When my previous employer implemented "Agile" they payed what I imagine was
tens, if not hundreds of thousands of dollars for an "agile framework's"
consultants to come in and teach us how to agile correctly.

1.5 years after that I saw that our time was more micromanaged than before. We
were told regularly we were "empowered" and to speak up when we had any doubts
or anxiety or saw a problem with our plan, but when we did it we were either
chastised or disregarded or in some cases convinced it wasn't an issue.

That and the entire development organization treating estimates as infallible.
That was the worst. Being told to estimate as best you could because agile was
about adapting to change. Then getting reamed for being wrong. I gave up
pointing out all the double-speak (release dates are flexible! as long as it
is done by the release date) going on in the "agile ceremonies" (2 day 4-hour
Release planning meetings with all 30 dev teams in one room.)

I know it's just one org I'm speaking about, but after almost 3 years I don't
know if their dev organization is any better off than when they were
waterfall.
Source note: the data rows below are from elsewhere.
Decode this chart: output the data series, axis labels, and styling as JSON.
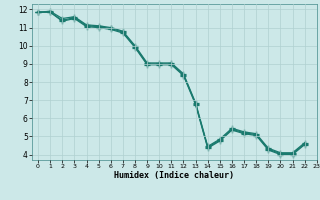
{
  "title": "",
  "xlabel": "Humidex (Indice chaleur)",
  "bg_color": "#cce8e8",
  "grid_color": "#b0d0d0",
  "line_color": "#1a7a6e",
  "xlim": [
    -0.5,
    23
  ],
  "ylim": [
    3.7,
    12.3
  ],
  "xticks": [
    0,
    1,
    2,
    3,
    4,
    5,
    6,
    7,
    8,
    9,
    10,
    11,
    12,
    13,
    14,
    15,
    16,
    17,
    18,
    19,
    20,
    21,
    22,
    23
  ],
  "yticks": [
    4,
    5,
    6,
    7,
    8,
    9,
    10,
    11,
    12
  ],
  "line1_x": [
    0,
    1,
    2,
    3,
    4,
    5,
    6,
    7,
    8,
    9,
    10,
    11,
    12,
    13,
    14,
    15,
    16,
    17,
    18,
    19,
    20,
    21,
    22
  ],
  "line1_y": [
    11.85,
    11.85,
    11.4,
    11.55,
    11.1,
    11.05,
    10.95,
    10.75,
    9.95,
    9.0,
    9.0,
    9.0,
    8.4,
    6.8,
    4.4,
    4.8,
    5.4,
    5.2,
    5.1,
    4.3,
    4.05,
    4.05,
    4.6
  ],
  "line2_x": [
    0,
    1,
    2,
    3,
    4,
    5,
    6,
    7,
    8,
    9,
    10,
    11,
    12,
    13,
    14,
    15,
    16,
    17,
    18,
    19,
    20,
    21,
    22
  ],
  "line2_y": [
    11.85,
    11.85,
    11.35,
    11.5,
    11.05,
    11.0,
    10.9,
    10.7,
    9.9,
    8.95,
    8.95,
    8.95,
    8.35,
    6.75,
    4.35,
    4.75,
    5.35,
    5.15,
    5.05,
    4.25,
    4.0,
    4.0,
    4.55
  ],
  "line3_x": [
    0,
    1,
    2,
    3,
    4,
    5,
    6,
    7,
    8,
    9,
    10,
    11,
    12,
    13,
    14,
    15,
    16,
    17,
    18,
    19,
    20,
    21,
    22
  ],
  "line3_y": [
    11.85,
    11.9,
    11.5,
    11.6,
    11.15,
    11.1,
    11.0,
    10.8,
    10.0,
    9.05,
    9.05,
    9.05,
    8.45,
    6.85,
    4.45,
    4.85,
    5.45,
    5.25,
    5.15,
    4.35,
    4.1,
    4.1,
    4.65
  ],
  "marker": "+",
  "markersize": 4,
  "linewidth": 0.9
}
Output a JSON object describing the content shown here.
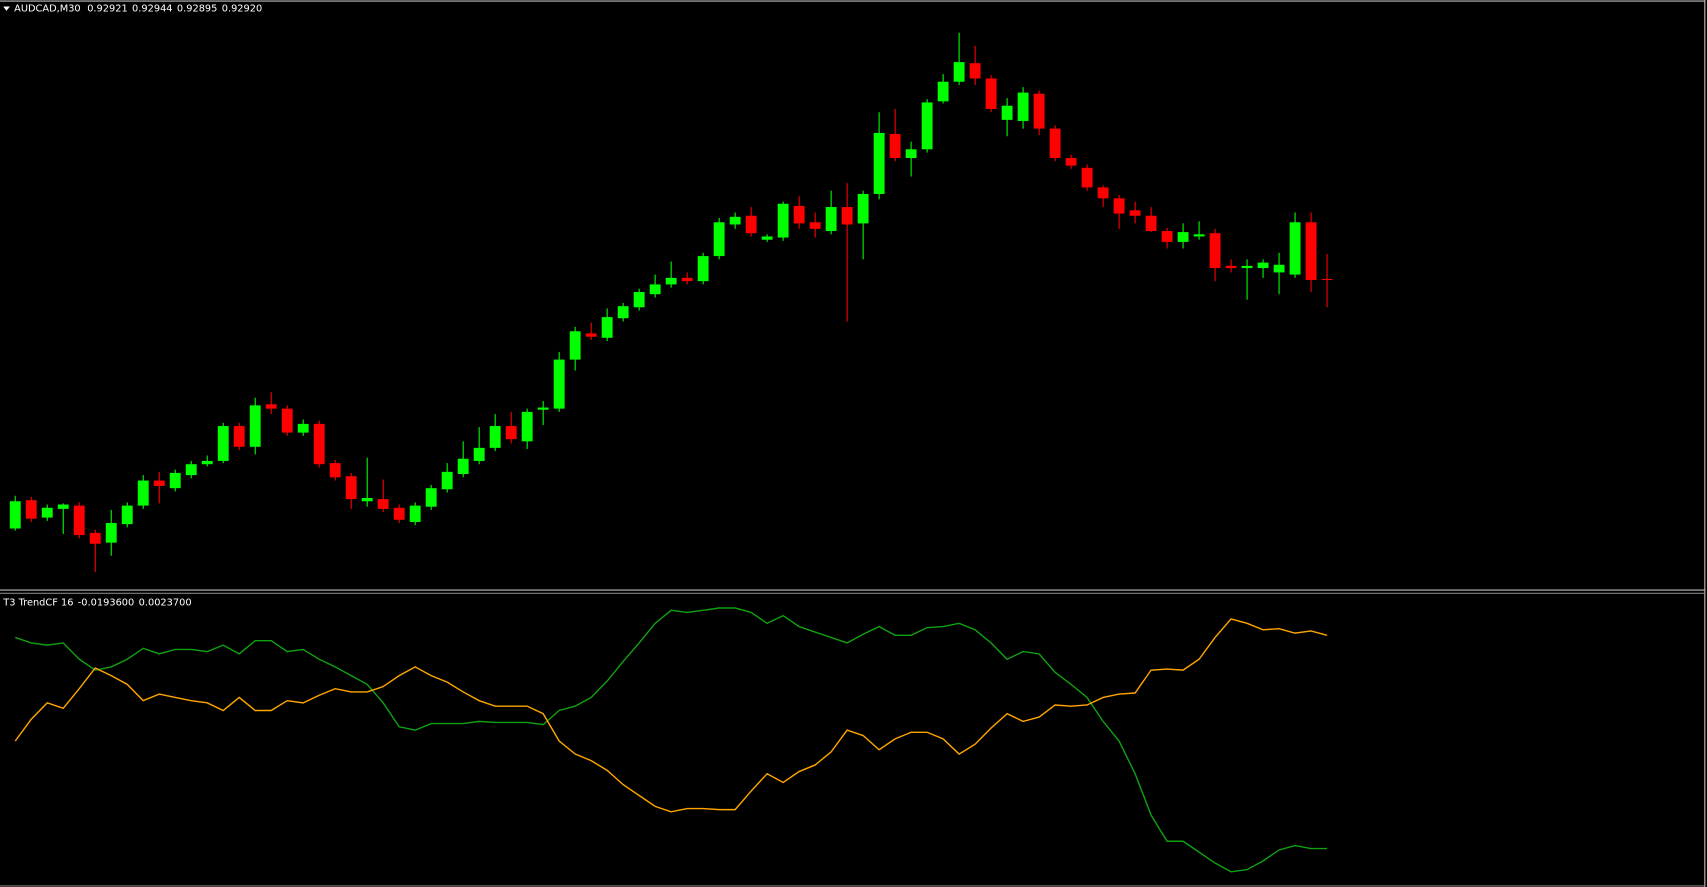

Now I'm curious just how wide spread this particular issue is.

------
mattmurdog
Agile won't fix your products because you can't fix clueless, bumbling,
incompetent engineers. I've done the whole agile thing in small teams of 5 and
gotten more done than working with 100 offshore developers who find excuse to
complain about everything every chance they get. Agile doesn't fix the pride
you have in the work that you do. That's the primary motivation for good work.
Knowing that your work matters and you're not just there to collect a pay
check and check out as soon as possible.